Jonathan Coe recently claimed that experimental fiction seemed off the literary map now, but every year throws up a novel or two that takes risks.

Writers like Steven Hall and Jonathan Safran Foer have experimented with layout and, post-W G Sebald, there has been a rash of authors using illustrations. Now comes Reif Larsen's novel, designed like a colour-coded notebook and containing the secret confessions of a 12-year-old cartographer.

Stephen King has compared it with Thomas Pynchon and Mark Twain, although this doesn't quite capture the novel's unique flavour. It's an over-stuffed and often highly entertaining journey through the American west and beyond from an amusingly precocious narrator.

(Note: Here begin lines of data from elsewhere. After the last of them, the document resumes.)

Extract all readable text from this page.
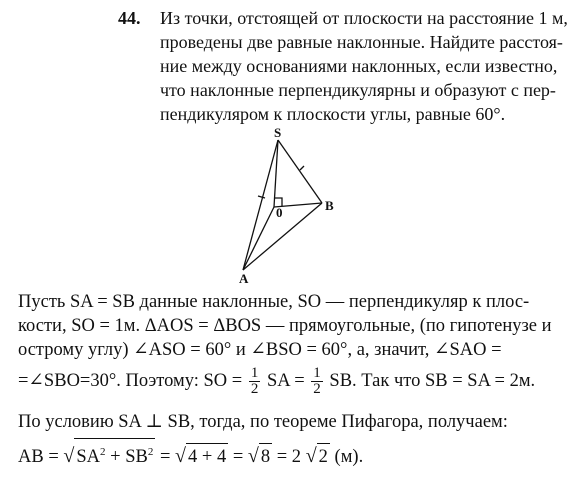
44. Из точки, отстоящей от плоскости на расстояние 1 м,
проведены две равные наклонные. Найдите расстоя-
ние между основаниями наклонных, если известно,
что наклонные перпендикулярны и образуют с пер-
пендикуляром к плоскости углы, равные 60°.
S
A
B
0
Пусть SA = SB данные наклонные, SO — перпендикуляр к плос-
кости, SO = 1м. ΔAOS = ΔBOS — прямоугольные, (по гипотенузе и
острому углу) ∠ASO = 60° и ∠BSO = 60°, а, значит, ∠SAO =
=∠SBO=30°. Поэтому: SO = $\frac{1}{2}$ SA = $\frac{1}{2}$ SB. Так что SB = SA = 2м.
По условию SA ⊥ SB, тогда, по теореме Пифагора, получаем:
AB = √ $SA^2 + SB^2$ = √ 4 + 4 = √ 8 = 2 √ 2 (м).
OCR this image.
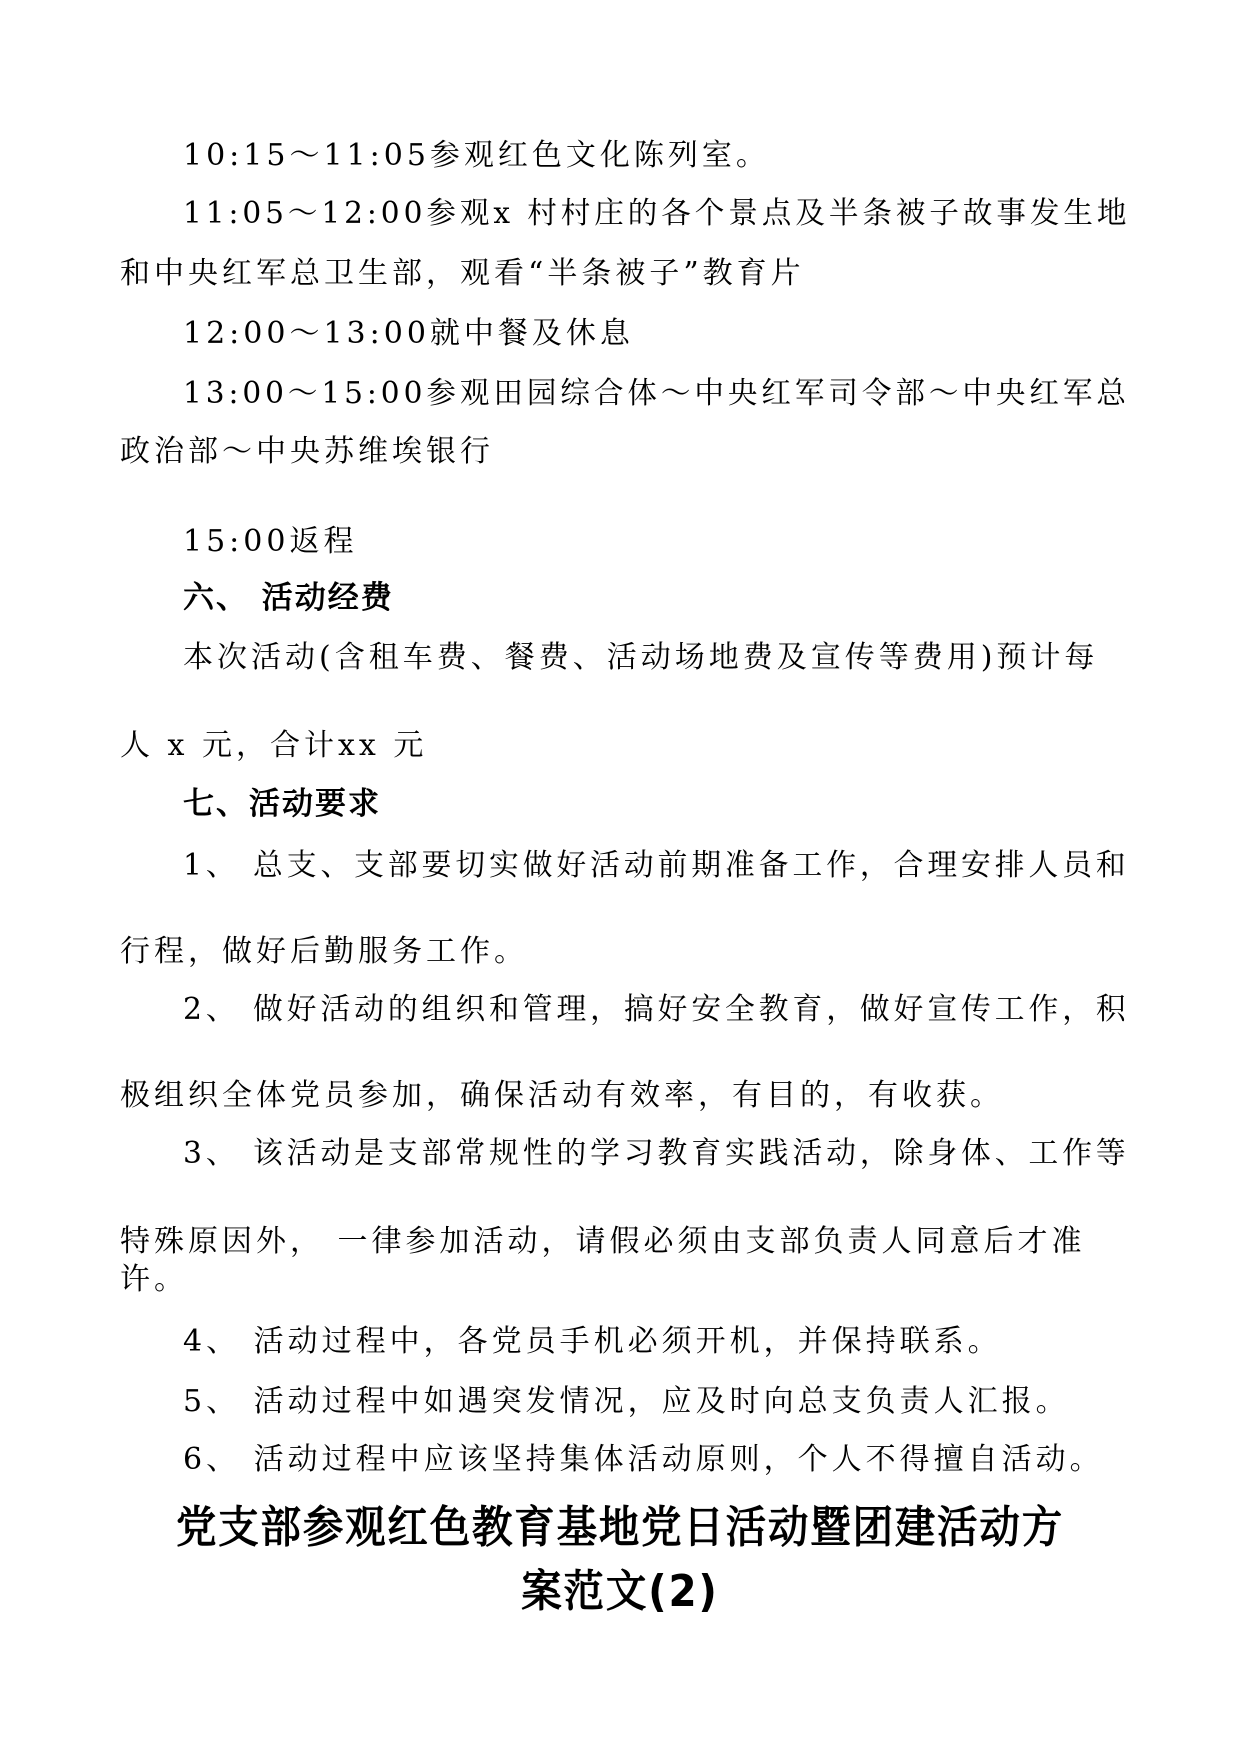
10:15～11:05参观红色文化陈列室。
11:05～12:00参观x 村村庄的各个景点及半条被子故事发生地
和中央红军总卫生部，观看“半条被子”教育片
12:00～13:00就中餐及休息
13:00～15:00参观田园综合体～中央红军司令部～中央红军总
政治部～中央苏维埃银行
15:00返程
六、 活动经费
本次活动(含租车费、餐费、活动场地费及宣传等费用)预计每
人 x 元，合计xx 元
七、活动要求
1、 总支、支部要切实做好活动前期准备工作，合理安排人员和
行程，做好后勤服务工作。
2、 做好活动的组织和管理，搞好安全教育，做好宣传工作，积
极组织全体党员参加，确保活动有效率，有目的，有收获。
3、 该活动是支部常规性的学习教育实践活动，除身体、工作等
特殊原因外， 一律参加活动，请假必须由支部负责人同意后才准
许。
4、 活动过程中，各党员手机必须开机，并保持联系。
5、 活动过程中如遇突发情况，应及时向总支负责人汇报。
6、 活动过程中应该坚持集体活动原则，个人不得擅自活动。
党支部参观红色教育基地党日活动暨团建活动方
案范文(2)
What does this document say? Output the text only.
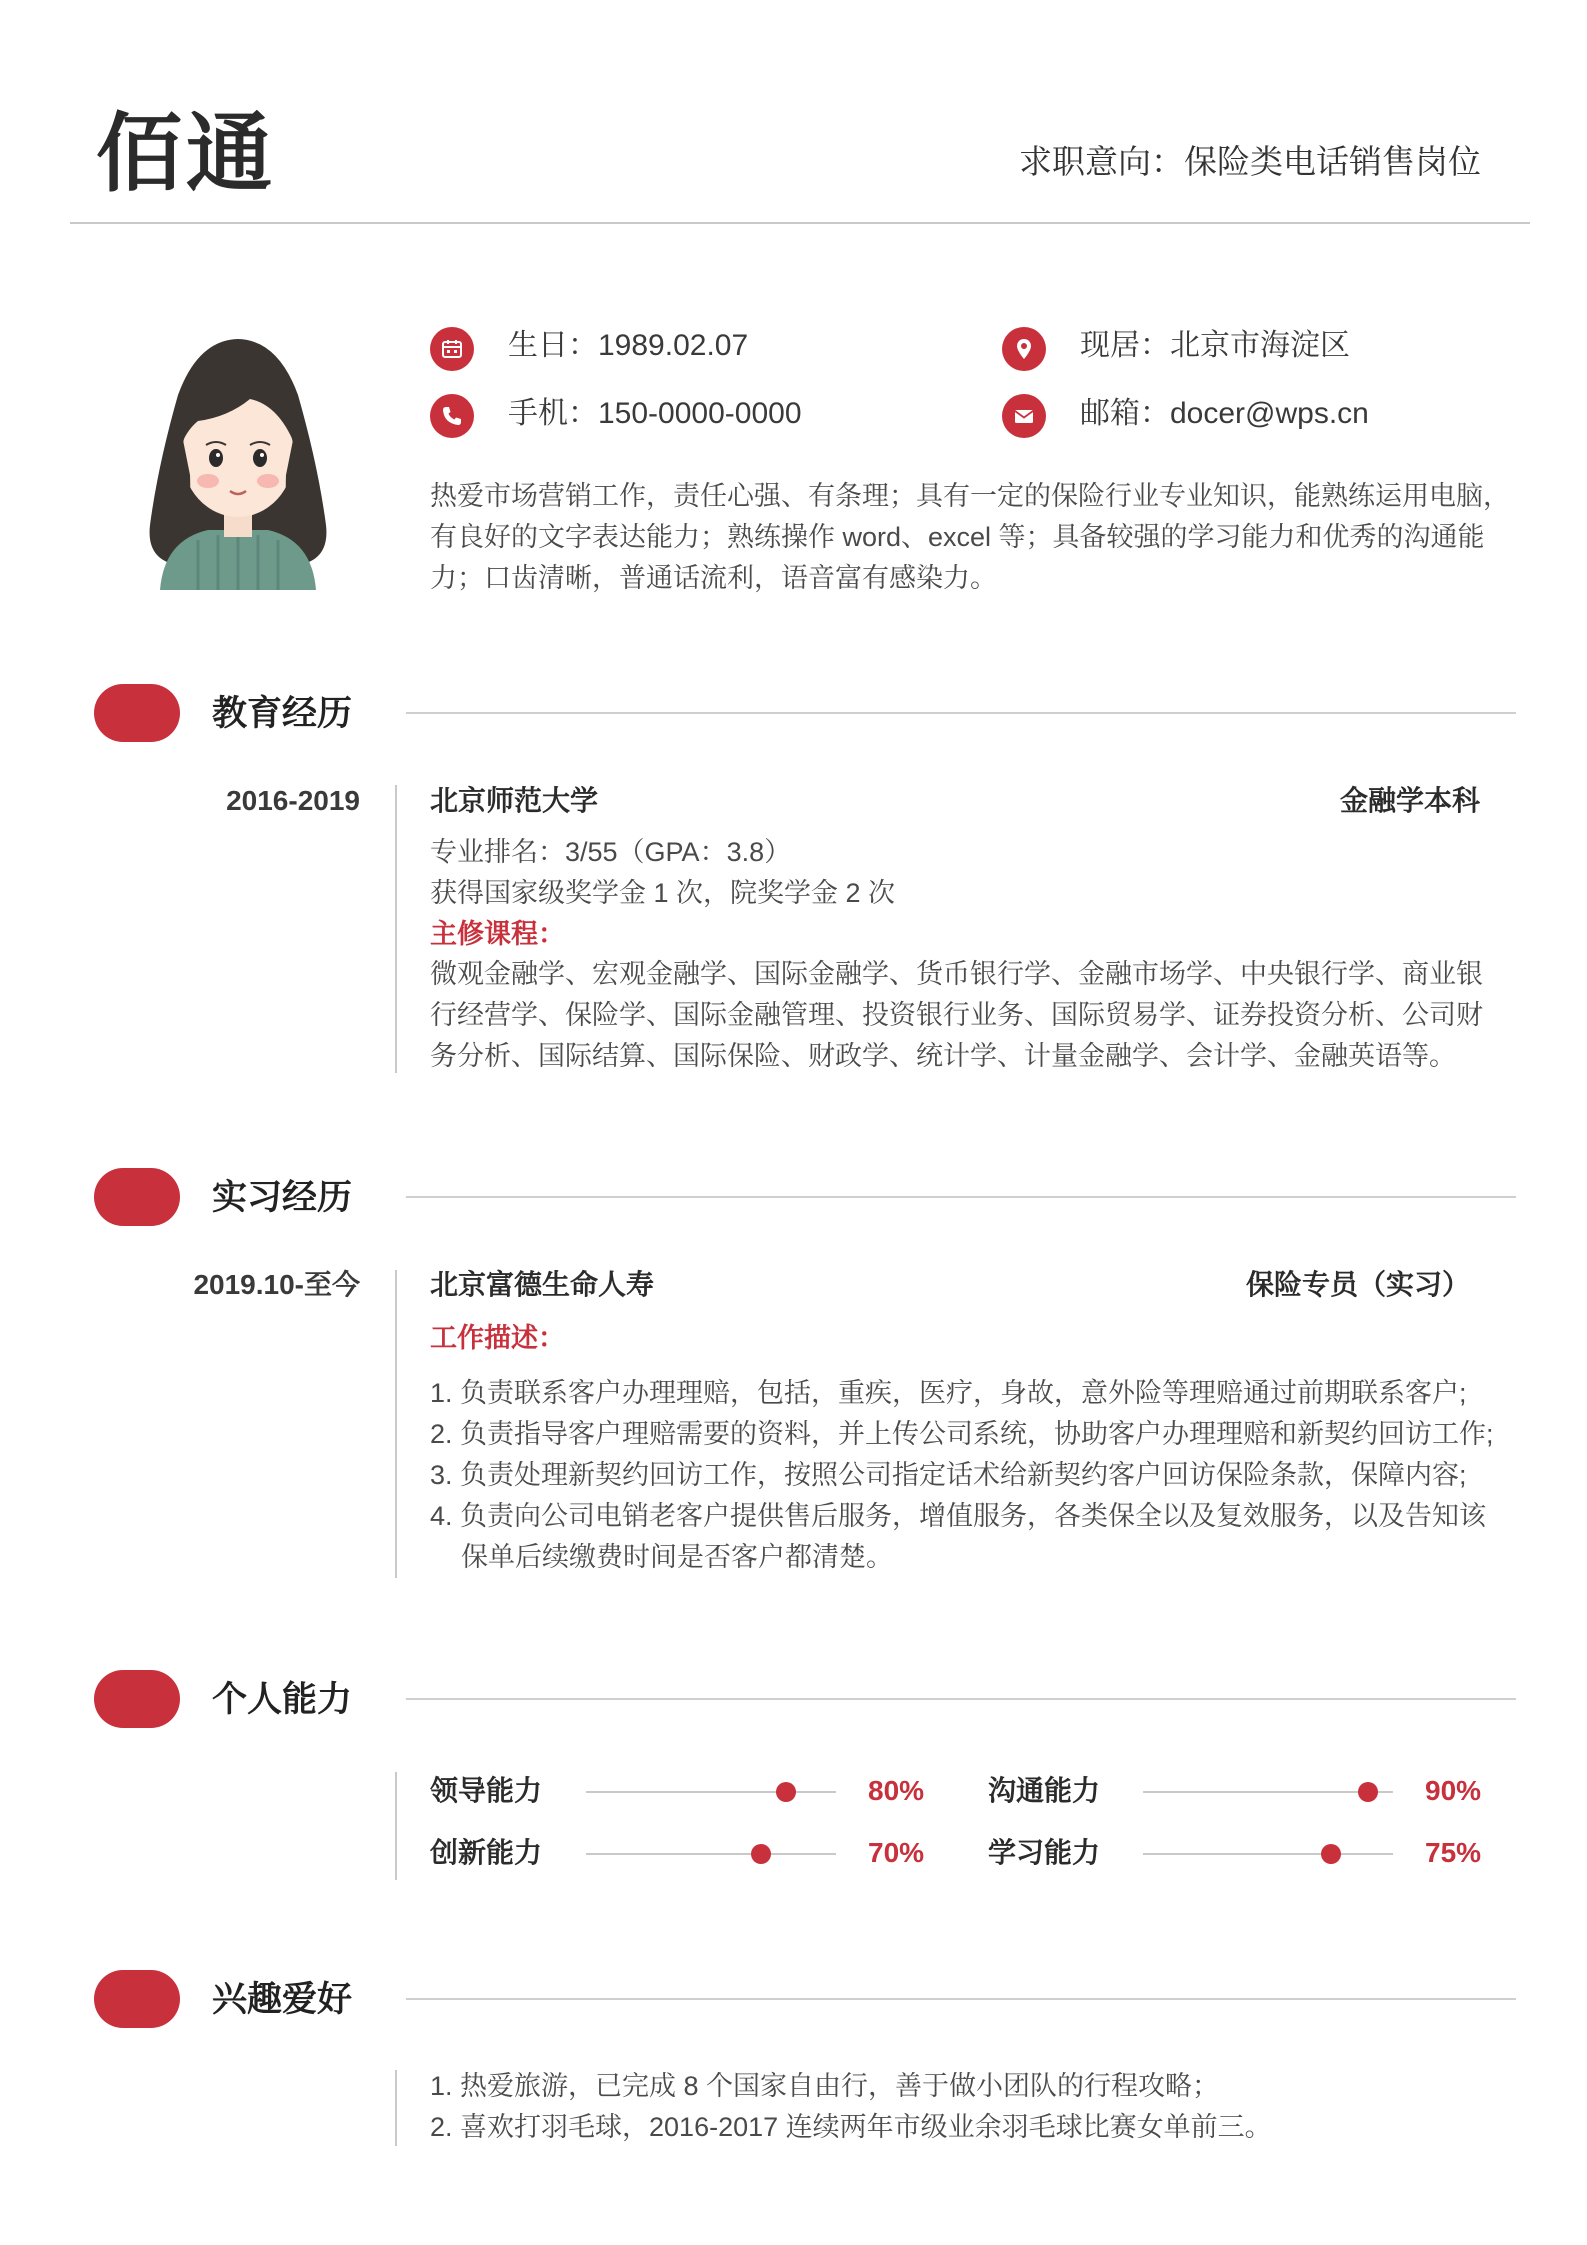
佰通	求职意向：保险类电话销售岗位
生日：1989.02.07	现居：北京市海淀区
手机：150-0000-0000	邮箱：docer@wps.cn
热爱市场营销工作，责任心强、有条理；具有一定的保险行业专业知识，能熟练运用电脑，
有良好的文字表达能力；熟练操作 word、excel 等；具备较强的学习能力和优秀的沟通能
力；口齿清晰，普通话流利，语音富有感染力。
教育经历
2016-2019	北京师范大学	金融学本科
专业排名：3/55（GPA：3.8）
获得国家级奖学金 1 次，院奖学金 2 次
主修课程：
微观金融学、宏观金融学、国际金融学、货币银行学、金融市场学、中央银行学、商业银
行经营学、保险学、国际金融管理、投资银行业务、国际贸易学、证券投资分析、公司财
务分析、国际结算、国际保险、财政学、统计学、计量金融学、会计学、金融英语等。
实习经历
2019.10-至今	北京富德生命人寿	保险专员（实习）
工作描述：
1. 负责联系客户办理理赔，包括，重疾，医疗，身故，意外险等理赔通过前期联系客户;
2. 负责指导客户理赔需要的资料，并上传公司系统，协助客户办理理赔和新契约回访工作;
3. 负责处理新契约回访工作，按照公司指定话术给新契约客户回访保险条款，保障内容;
4. 负责向公司电销老客户提供售后服务，增值服务，各类保全以及复效服务，以及告知该
保单后续缴费时间是否客户都清楚。
个人能力
领导能力	80% 沟通能力	90%
创新能力	70% 学习能力	75%
兴趣爱好
1. 热爱旅游，已完成 8 个国家自由行，善于做小团队的行程攻略；
2. 喜欢打羽毛球，2016-2017 连续两年市级业余羽毛球比赛女单前三。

Awarded the Baird Award for illustration by the Smithsonian Institution, Tecumseh Sparrow Spivet is invited to fly to Washington to accept a year-long post. Frightened by this invitation into an adult world, he retreats to his maps.

Spivet doesn't just make maps of locations, but also of classic novels such as Herman Melville's Moby-Dick. As soon as he decides to travel to Washington, it becomes clear that they are essential to his thought processes. We understand why Larsen is accentuating Spivet's nostalgia for the Wild West: this is a cowboy book with a pint-size hero. In this modern Western, Spivet takes many forms of transport, from trains to Winnebagos.

For every meeting with a traditional Western character such as an Indian named Two Clouds, there's a stop at McDonald's or similar intrusion from the contemporary world. A less successful second narrative follows Spivet's great-great-grandmother Emma, whom he describes as one of America's first female geologists.

Larsen will go on to great things, but he could do with more focus. Precocious children have been a staple of American fiction since Salinger's Glass family. As entertaining as Spivet is, spending nearly 400 pages in his company was slightly too much for this reader.